Two hours should be enough. Almost four hours later we realize that they are closing and that we have been so lost in the pictures and stories around them that we lost track of time. It’s amazing how many feelings passes through your head and whole body when walking through a prison. I’ve always found prisons fascinating but this time I just feel empty.. and lost. I’m so terribly lost in the feeling of researching someone’s loss and how they moved on.
Welcome to Tuol Sleng genocide museum in Phnom Penh, Cambodia.
So many pictures. There are pictures everywhere of the prisoners. The Khmer Rouge systematically organized the imprisonment of people and had them pose with a number in front of the camera before torturing and killing them. It was not until having had these pictures in my face for a few hours that I realized how real this was – and still is around the world. Killing for political power.

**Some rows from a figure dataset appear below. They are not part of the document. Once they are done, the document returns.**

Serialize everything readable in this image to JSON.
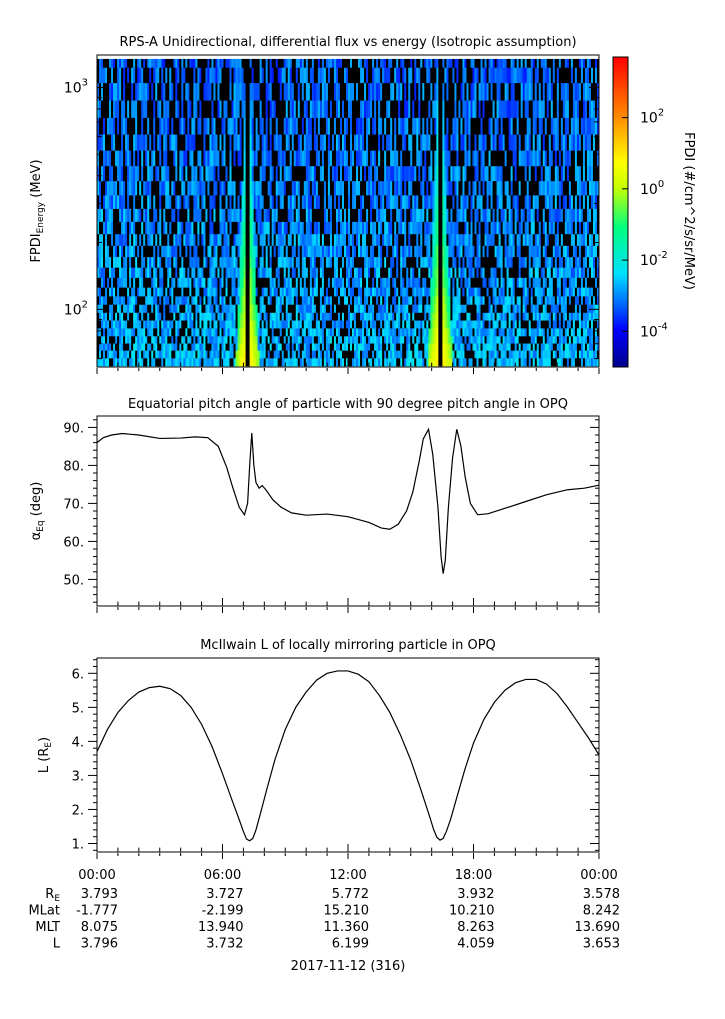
{
  "chart_data": [
    {
      "type": "heatmap",
      "title": "RPS-A Unidirectional, differential flux vs energy (Isotropic assumption)",
      "ylabel_main": "FPDI",
      "ylabel_sub": "Energy",
      "ylabel_unit": "(MeV)",
      "yscale": "log",
      "ylim": [
        55,
        1400
      ],
      "yticks": [
        {
          "value": 100,
          "base": "10",
          "exp": "2"
        },
        {
          "value": 1000,
          "base": "10",
          "exp": "3"
        }
      ],
      "energy_channels": [
        58,
        63,
        68,
        73,
        79,
        86,
        93,
        101,
        110,
        120,
        132,
        147,
        163,
        183,
        206,
        233,
        266,
        305,
        352,
        410,
        480,
        566,
        670,
        800,
        960,
        1150,
        1320
      ],
      "colorbar": {
        "label": "FPDI (#/cm^2/s/sr/MeV)",
        "scale": "log",
        "zlim": [
          -5,
          3.7
        ],
        "ticks": [
          {
            "value": -4,
            "base": "10",
            "exp": "-4"
          },
          {
            "value": -2,
            "base": "10",
            "exp": "-2"
          },
          {
            "value": 0,
            "base": "10",
            "exp": "0"
          },
          {
            "value": 2,
            "base": "10",
            "exp": "2"
          }
        ]
      },
      "peaks": [
        {
          "center_hours": 7.2,
          "width_hours": 0.5
        },
        {
          "center_hours": 16.4,
          "width_hours": 0.55
        }
      ],
      "xlim": [
        0,
        24
      ]
    },
    {
      "type": "line",
      "title": "Equatorial pitch angle of particle with 90 degree pitch angle in OPQ",
      "ylabel_base": "α",
      "ylabel_sub": "Eq",
      "ylabel_unit": "(deg)",
      "xlim": [
        0,
        24
      ],
      "ylim": [
        43,
        93
      ],
      "yticks": [
        50,
        60,
        70,
        80,
        90
      ],
      "ytick_labels": [
        "50.",
        "60.",
        "70.",
        "80.",
        "90."
      ],
      "x": [
        0,
        0.3,
        0.7,
        1.2,
        2,
        3,
        4,
        4.7,
        5.3,
        5.8,
        6.2,
        6.5,
        6.8,
        7.05,
        7.2,
        7.3,
        7.4,
        7.5,
        7.6,
        7.75,
        7.9,
        8.1,
        8.4,
        8.8,
        9.3,
        10,
        11,
        12,
        13,
        13.6,
        14,
        14.4,
        14.8,
        15.1,
        15.4,
        15.6,
        15.85,
        16.05,
        16.3,
        16.45,
        16.55,
        16.65,
        16.8,
        17,
        17.2,
        17.4,
        17.6,
        17.85,
        18.2,
        18.7,
        19.5,
        20.5,
        21.5,
        22.5,
        23.3,
        24
      ],
      "y": [
        86,
        87.3,
        88,
        88.4,
        88,
        87.1,
        87.2,
        87.5,
        87.3,
        85,
        79.5,
        74,
        69,
        67,
        70,
        80,
        88.5,
        80,
        75.5,
        74,
        74.7,
        73.4,
        71,
        69,
        67.5,
        66.9,
        67.2,
        66.5,
        65,
        63.5,
        63.2,
        64.5,
        68,
        73,
        81,
        87,
        89.5,
        83,
        69,
        56,
        51.5,
        55,
        69,
        82,
        89.5,
        85,
        77,
        70,
        67,
        67.3,
        68.7,
        70.5,
        72.3,
        73.6,
        74,
        74.8
      ]
    },
    {
      "type": "line",
      "title": "McIlwain L of locally mirroring particle in OPQ",
      "ylabel_base": "L (R",
      "ylabel_sub": "E",
      "ylabel_end": ")",
      "xlim": [
        0,
        24
      ],
      "ylim": [
        0.75,
        6.45
      ],
      "yticks": [
        1,
        2,
        3,
        4,
        5,
        6
      ],
      "ytick_labels": [
        "1.",
        "2.",
        "3.",
        "4.",
        "5.",
        "6."
      ],
      "x": [
        0,
        0.5,
        1,
        1.5,
        2,
        2.5,
        3,
        3.5,
        4,
        4.5,
        5,
        5.5,
        6,
        6.5,
        6.8,
        7,
        7.15,
        7.3,
        7.45,
        7.6,
        7.8,
        8.1,
        8.5,
        9,
        9.5,
        10,
        10.5,
        11,
        11.5,
        12,
        12.5,
        13,
        13.5,
        14,
        14.5,
        15,
        15.5,
        15.9,
        16.1,
        16.25,
        16.4,
        16.55,
        16.7,
        16.9,
        17.2,
        17.6,
        18,
        18.5,
        19,
        19.5,
        20,
        20.5,
        21,
        21.5,
        22,
        22.5,
        23,
        23.5,
        24
      ],
      "y": [
        3.7,
        4.35,
        4.85,
        5.2,
        5.45,
        5.58,
        5.62,
        5.55,
        5.35,
        5.0,
        4.5,
        3.85,
        3.05,
        2.2,
        1.7,
        1.35,
        1.13,
        1.08,
        1.15,
        1.4,
        1.85,
        2.55,
        3.45,
        4.35,
        5.0,
        5.45,
        5.8,
        6.0,
        6.07,
        6.07,
        5.97,
        5.75,
        5.35,
        4.85,
        4.2,
        3.45,
        2.55,
        1.8,
        1.4,
        1.18,
        1.1,
        1.15,
        1.35,
        1.7,
        2.35,
        3.2,
        3.95,
        4.65,
        5.15,
        5.5,
        5.72,
        5.82,
        5.82,
        5.68,
        5.4,
        5.0,
        4.55,
        4.1,
        3.6
      ]
    }
  ],
  "x_axis": {
    "tick_labels": [
      "00:00",
      "06:00",
      "12:00",
      "18:00",
      "00:00"
    ],
    "date_label": "2017-11-12 (316)"
  },
  "ephemeris": {
    "rows": [
      {
        "label_base": "R",
        "label_sub": "E",
        "values": [
          "3.793",
          "3.727",
          "5.772",
          "3.932",
          "3.578"
        ]
      },
      {
        "label_base": "MLat",
        "label_sub": "",
        "values": [
          "-1.777",
          "-2.199",
          "15.210",
          "10.210",
          "8.242"
        ]
      },
      {
        "label_base": "MLT",
        "label_sub": "",
        "values": [
          "8.075",
          "13.940",
          "11.360",
          "8.263",
          "13.690"
        ]
      },
      {
        "label_base": "L",
        "label_sub": "",
        "values": [
          "3.796",
          "3.732",
          "6.199",
          "4.059",
          "3.653"
        ]
      }
    ]
  }
}
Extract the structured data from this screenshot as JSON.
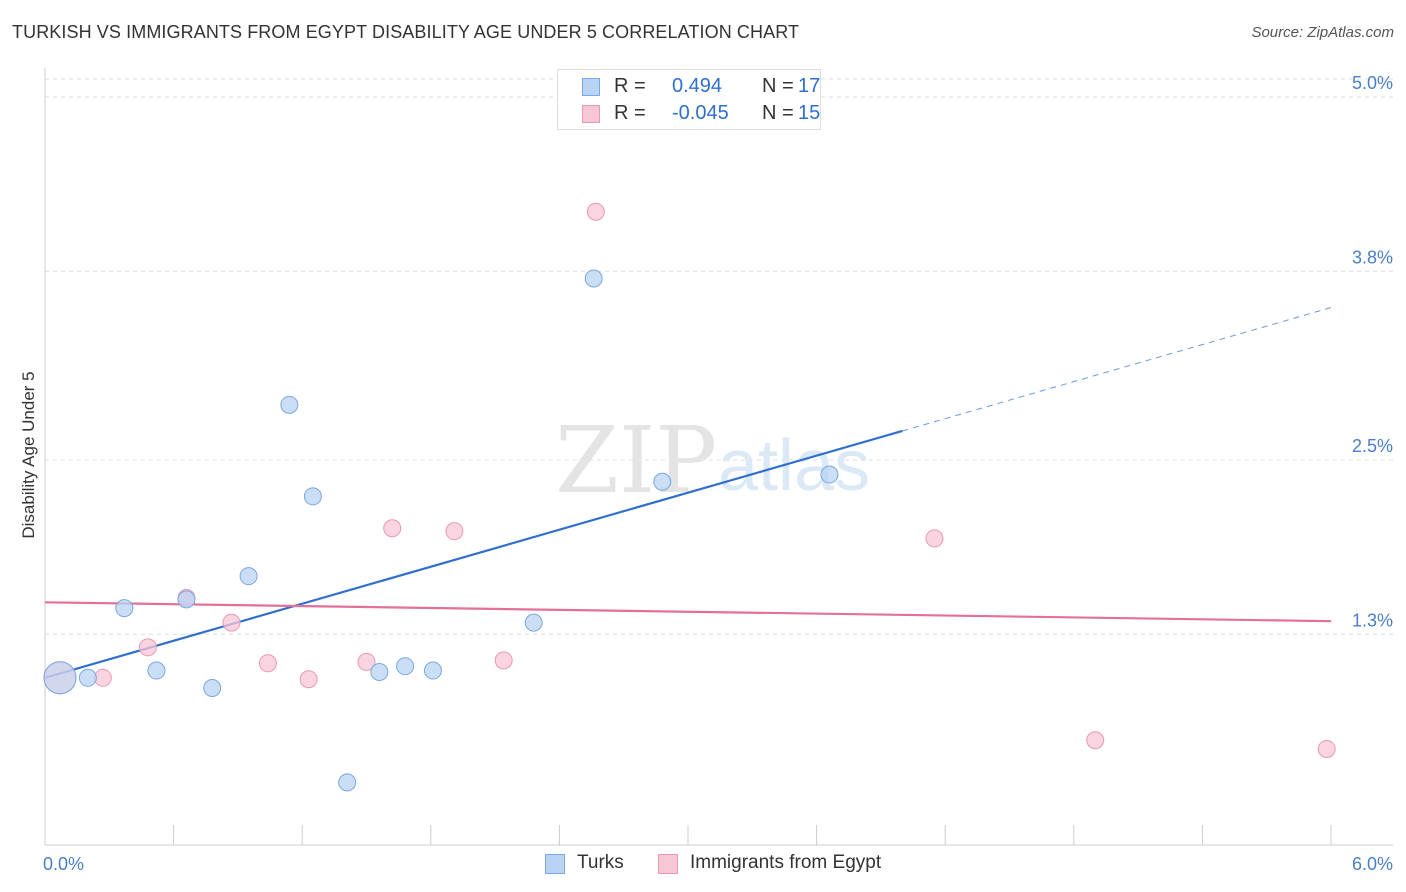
{
  "header": {
    "title": "TURKISH VS IMMIGRANTS FROM EGYPT DISABILITY AGE UNDER 5 CORRELATION CHART",
    "source": "Source: ZipAtlas.com"
  },
  "watermark": {
    "zip": "ZIP",
    "atlas": "atlas"
  },
  "stats": {
    "turks": {
      "r_label": "R =",
      "r_value": "0.494",
      "n_label": "N =",
      "n_value": "17"
    },
    "egypt": {
      "r_label": "R =",
      "r_value": "-0.045",
      "n_label": "N =",
      "n_value": "15"
    }
  },
  "legend": {
    "turks": "Turks",
    "egypt": "Immigrants from Egypt"
  },
  "colors": {
    "turks_fill": "#b8d3f3",
    "turks_stroke": "#7aa8e0",
    "turks_line": "#2f6fcf",
    "egypt_fill": "#f8c6d5",
    "egypt_stroke": "#e899b2",
    "egypt_line": "#e3709a",
    "tick_text": "#4a7fc8",
    "grid": "#dcdcdc"
  },
  "chart_data": {
    "type": "scatter",
    "title": "TURKISH VS IMMIGRANTS FROM EGYPT DISABILITY AGE UNDER 5 CORRELATION CHART",
    "xlabel": "",
    "ylabel": "Disability Age Under 5",
    "xlim": [
      0.0,
      6.0
    ],
    "ylim": [
      0.0,
      5.2
    ],
    "x_tick_labels": [
      {
        "value": 0.0,
        "label": "0.0%"
      },
      {
        "value": 6.0,
        "label": "6.0%"
      }
    ],
    "y_ticks": [
      {
        "value": 1.3,
        "label": "1.3%"
      },
      {
        "value": 2.5,
        "label": "2.5%"
      },
      {
        "value": 3.8,
        "label": "3.8%"
      },
      {
        "value": 5.0,
        "label": "5.0%"
      }
    ],
    "grid": true,
    "legend_position": "bottom-center",
    "series": [
      {
        "name": "Turks",
        "r": 0.494,
        "n": 17,
        "points": [
          {
            "x": 0.07,
            "y": 1.0,
            "big": true
          },
          {
            "x": 0.2,
            "y": 1.0
          },
          {
            "x": 0.37,
            "y": 1.48
          },
          {
            "x": 0.52,
            "y": 1.05
          },
          {
            "x": 0.66,
            "y": 1.54
          },
          {
            "x": 0.78,
            "y": 0.93
          },
          {
            "x": 0.95,
            "y": 1.7
          },
          {
            "x": 1.14,
            "y": 2.88
          },
          {
            "x": 1.25,
            "y": 2.25
          },
          {
            "x": 1.41,
            "y": 0.28
          },
          {
            "x": 1.56,
            "y": 1.04
          },
          {
            "x": 1.68,
            "y": 1.08
          },
          {
            "x": 1.81,
            "y": 1.05
          },
          {
            "x": 2.28,
            "y": 1.38
          },
          {
            "x": 2.56,
            "y": 3.75
          },
          {
            "x": 2.88,
            "y": 2.35
          },
          {
            "x": 3.66,
            "y": 2.4
          }
        ],
        "trend": {
          "x0": 0.0,
          "y0": 1.0,
          "x1": 4.0,
          "y1": 2.7,
          "dash_x1": 6.0,
          "dash_y1": 3.55
        }
      },
      {
        "name": "Immigrants from Egypt",
        "r": -0.045,
        "n": 15,
        "points": [
          {
            "x": 0.07,
            "y": 1.0,
            "big": true
          },
          {
            "x": 0.27,
            "y": 1.0
          },
          {
            "x": 0.48,
            "y": 1.21
          },
          {
            "x": 0.66,
            "y": 1.55
          },
          {
            "x": 0.87,
            "y": 1.38
          },
          {
            "x": 1.04,
            "y": 1.1
          },
          {
            "x": 1.23,
            "y": 0.99
          },
          {
            "x": 1.5,
            "y": 1.11
          },
          {
            "x": 1.62,
            "y": 2.03
          },
          {
            "x": 1.91,
            "y": 2.01
          },
          {
            "x": 2.14,
            "y": 1.12
          },
          {
            "x": 2.57,
            "y": 4.21
          },
          {
            "x": 4.15,
            "y": 1.96
          },
          {
            "x": 4.9,
            "y": 0.57
          },
          {
            "x": 5.98,
            "y": 0.51
          }
        ],
        "trend": {
          "x0": 0.0,
          "y0": 1.52,
          "x1": 6.0,
          "y1": 1.39
        }
      }
    ]
  }
}
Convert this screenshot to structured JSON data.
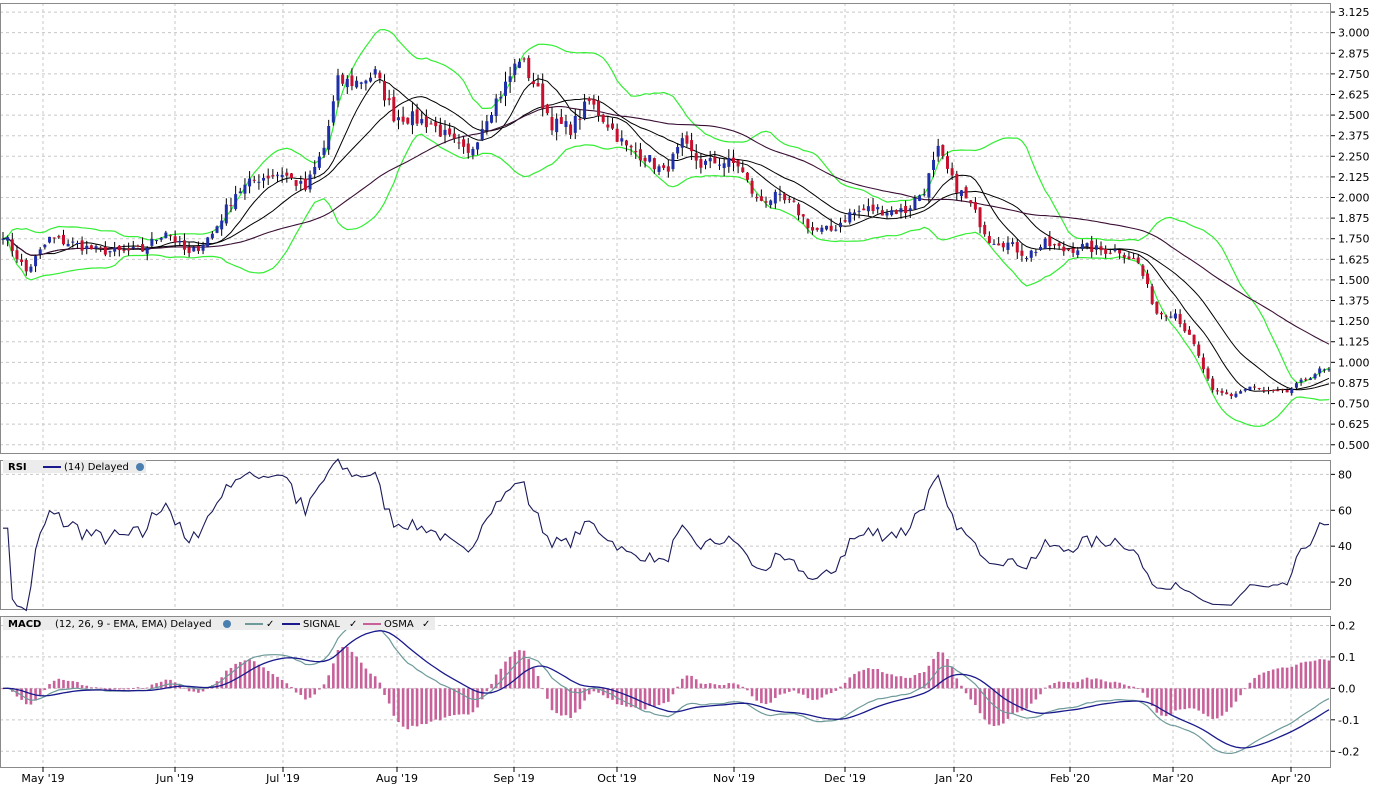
{
  "chart_data": [
    {
      "type": "candlestick",
      "name": "price",
      "ylim": [
        0.45,
        3.18
      ],
      "yticks": [
        "3.125",
        "3.000",
        "2.875",
        "2.750",
        "2.625",
        "2.500",
        "2.375",
        "2.250",
        "2.125",
        "2.000",
        "1.875",
        "1.750",
        "1.625",
        "1.500",
        "1.375",
        "1.250",
        "1.125",
        "1.000",
        "0.875",
        "0.750",
        "0.625",
        "0.500"
      ],
      "x_months": [
        "May '19",
        "Jun '19",
        "Jul '19",
        "Aug '19",
        "Sep '19",
        "Oct '19",
        "Nov '19",
        "Dec '19",
        "Jan '20",
        "Feb '20",
        "Mar '20",
        "Apr '20"
      ],
      "close_anchors": [
        [
          0,
          1.78
        ],
        [
          5,
          1.55
        ],
        [
          10,
          1.75
        ],
        [
          15,
          1.72
        ],
        [
          20,
          1.68
        ],
        [
          25,
          1.67
        ],
        [
          30,
          1.68
        ],
        [
          35,
          1.8
        ],
        [
          40,
          1.65
        ],
        [
          45,
          1.78
        ],
        [
          50,
          2.03
        ],
        [
          55,
          2.12
        ],
        [
          60,
          2.15
        ],
        [
          65,
          2.05
        ],
        [
          69,
          2.3
        ],
        [
          72,
          2.7
        ],
        [
          76,
          2.7
        ],
        [
          80,
          2.75
        ],
        [
          84,
          2.5
        ],
        [
          88,
          2.48
        ],
        [
          92,
          2.45
        ],
        [
          96,
          2.35
        ],
        [
          100,
          2.25
        ],
        [
          104,
          2.5
        ],
        [
          108,
          2.68
        ],
        [
          111,
          2.85
        ],
        [
          114,
          2.7
        ],
        [
          118,
          2.45
        ],
        [
          122,
          2.42
        ],
        [
          126,
          2.58
        ],
        [
          130,
          2.45
        ],
        [
          134,
          2.3
        ],
        [
          138,
          2.25
        ],
        [
          142,
          2.15
        ],
        [
          146,
          2.32
        ],
        [
          150,
          2.2
        ],
        [
          154,
          2.22
        ],
        [
          158,
          2.2
        ],
        [
          162,
          1.98
        ],
        [
          166,
          2.0
        ],
        [
          170,
          1.95
        ],
        [
          174,
          1.8
        ],
        [
          178,
          1.8
        ],
        [
          182,
          1.9
        ],
        [
          186,
          1.93
        ],
        [
          190,
          1.92
        ],
        [
          194,
          1.92
        ],
        [
          198,
          2.05
        ],
        [
          201,
          2.28
        ],
        [
          204,
          2.1
        ],
        [
          208,
          1.95
        ],
        [
          212,
          1.75
        ],
        [
          216,
          1.72
        ],
        [
          220,
          1.65
        ],
        [
          224,
          1.72
        ],
        [
          228,
          1.68
        ],
        [
          232,
          1.7
        ],
        [
          236,
          1.68
        ],
        [
          240,
          1.68
        ],
        [
          244,
          1.6
        ],
        [
          248,
          1.3
        ],
        [
          252,
          1.3
        ],
        [
          256,
          1.1
        ],
        [
          260,
          0.82
        ],
        [
          264,
          0.8
        ],
        [
          268,
          0.85
        ],
        [
          272,
          0.82
        ],
        [
          276,
          0.82
        ],
        [
          280,
          0.9
        ],
        [
          283,
          0.95
        ]
      ],
      "bollinger": {
        "period": 20
      },
      "moving_averages": [
        10,
        20,
        50
      ],
      "colors": {
        "up": "#1f2fa8",
        "down": "#c8102e",
        "bollinger": "#33ee33",
        "ma_fast": "#000000",
        "ma_slow": "#3a1035"
      }
    },
    {
      "type": "line",
      "name": "RSI",
      "ylim": [
        5,
        88
      ],
      "yticks": [
        "80",
        "60",
        "40",
        "20"
      ]
    },
    {
      "type": "bar+line",
      "name": "MACD",
      "ylim": [
        -0.25,
        0.23
      ],
      "yticks": [
        "0.2",
        "0.1",
        "0.0",
        "-0.1",
        "-0.2"
      ],
      "series": [
        {
          "name": "MACD",
          "color": "#6e9a9a"
        },
        {
          "name": "SIGNAL",
          "color": "#1a1a8c"
        },
        {
          "name": "OSMA",
          "color": "#c8609a"
        }
      ]
    }
  ],
  "legends": {
    "rsi": {
      "label": "RSI",
      "params": "(14) Delayed"
    },
    "macd": {
      "label": "MACD",
      "params": "(12, 26, 9 - EMA, EMA) Delayed",
      "signal": "SIGNAL",
      "osma": "OSMA"
    }
  }
}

It breaks my heart to see the two out of seven survivors from the prison sitting in the shade and selling their stories in the form of a printed book – and smiling. They tell us that they come as often as they can to the prison (now museum) to tell the people passing through, and especially young people about their time here. For them this seem to be the best way of preventing it from happening again. They take our hands and look us so kindly and deep in the eyes that it hurts. Is it possible to take the pain away from these people? Is it even my business to come and research their misery and survival? What is reconciliation when moving on seem to be about retelling the stories over and over again to everyone passing by?
This marks the beginning of my research of the incentives behind taking part in reconciliation processes in Cambodia after the Khmer Rouge insurgency.